Le esportazioni, ossia la calata dall’alto di modelli eteroimposti, non funzionano. Vale la pena morire a Kabul per Karzai? E’ questo il governo democratico da sostenere? Sarebbe bene ricordare a quale critica anche a sinistra fu sottoposto l’intervento sovietico in Afghanistan, che pure fu sollecitato da un governo più solido di quello attuale, e che cadde grazie all’aiuto ai talebani degli USA e degli occidentali, non appena i tank di Gorbaciov lasciarono quel Paese. Tuttavia, senza l’intervento occidentale a favore di Bin Laden, probabilmente l’Afghanistan non sarebbe caduto in mano talebana.
Certamente, la questione è complessa, ma forse gli interventi umanitari, alla Emergency, funzionano di più, perché hanno il consenso degli afghani. C’è poi da sviluppare una politica dell’area, che coinvolga le forze moderate interne e gli altri Paesi nell’obiettivo di isolare i talebani; e questo è impossibile se l’intervento ha il carattere del presidio di una zona d’influenza. Oggi è certamente così, e chi non gradisce questa preminenza occidentale in un’area strategica sul piano economico e politico, non solo non contiene i talebani, ma li finanzia e li arma.
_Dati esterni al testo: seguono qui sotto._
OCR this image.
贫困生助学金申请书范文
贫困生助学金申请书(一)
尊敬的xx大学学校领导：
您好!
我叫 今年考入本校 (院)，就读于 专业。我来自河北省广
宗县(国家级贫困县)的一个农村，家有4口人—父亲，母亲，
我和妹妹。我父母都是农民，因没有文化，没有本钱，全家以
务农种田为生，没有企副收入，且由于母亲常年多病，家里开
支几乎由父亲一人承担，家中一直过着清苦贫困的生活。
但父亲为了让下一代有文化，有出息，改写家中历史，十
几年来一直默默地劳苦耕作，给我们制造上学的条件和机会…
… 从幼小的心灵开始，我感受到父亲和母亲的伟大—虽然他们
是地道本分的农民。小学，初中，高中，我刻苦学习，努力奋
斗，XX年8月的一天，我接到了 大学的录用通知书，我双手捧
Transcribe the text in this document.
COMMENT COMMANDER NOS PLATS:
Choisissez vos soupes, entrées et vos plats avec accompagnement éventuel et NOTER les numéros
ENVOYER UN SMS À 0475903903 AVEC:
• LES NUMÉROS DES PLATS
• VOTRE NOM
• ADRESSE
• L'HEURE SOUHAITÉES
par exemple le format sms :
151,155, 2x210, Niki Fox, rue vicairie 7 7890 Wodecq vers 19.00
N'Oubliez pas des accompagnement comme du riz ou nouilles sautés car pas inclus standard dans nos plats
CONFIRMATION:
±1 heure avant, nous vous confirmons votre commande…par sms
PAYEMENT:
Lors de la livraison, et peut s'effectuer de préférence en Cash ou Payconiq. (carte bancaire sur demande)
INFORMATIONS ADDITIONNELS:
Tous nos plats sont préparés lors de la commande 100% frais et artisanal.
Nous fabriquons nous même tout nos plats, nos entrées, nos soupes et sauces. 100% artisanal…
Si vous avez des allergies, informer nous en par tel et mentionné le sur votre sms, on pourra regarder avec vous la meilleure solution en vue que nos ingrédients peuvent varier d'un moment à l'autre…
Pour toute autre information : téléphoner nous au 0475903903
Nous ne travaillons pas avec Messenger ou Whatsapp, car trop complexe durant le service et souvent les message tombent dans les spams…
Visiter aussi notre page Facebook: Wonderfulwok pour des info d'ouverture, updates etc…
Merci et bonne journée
Esattamente come fecero gli USA contro la presenza sovietica. Su questo terreno, dunque, occorre una politica fortemente innovativa, che prosciughi l’acqua su cui nuotano i talebani. Per ora, però, Obama, che ha abbandonato la dottrina Bush in Irak e ieri anche in Europa, non ha introdotto alcuna novità a Kabul. Non ci resta, come opinione pubblica democratica, che spingere in questa direzione e attendere un  segnale del neo presidente americano, perché da Berlusconi, Frattini, Franceschini e & C. è impensabile aspettare una qualche iniziativa in favore di un diverso approccio alla trappola afghana.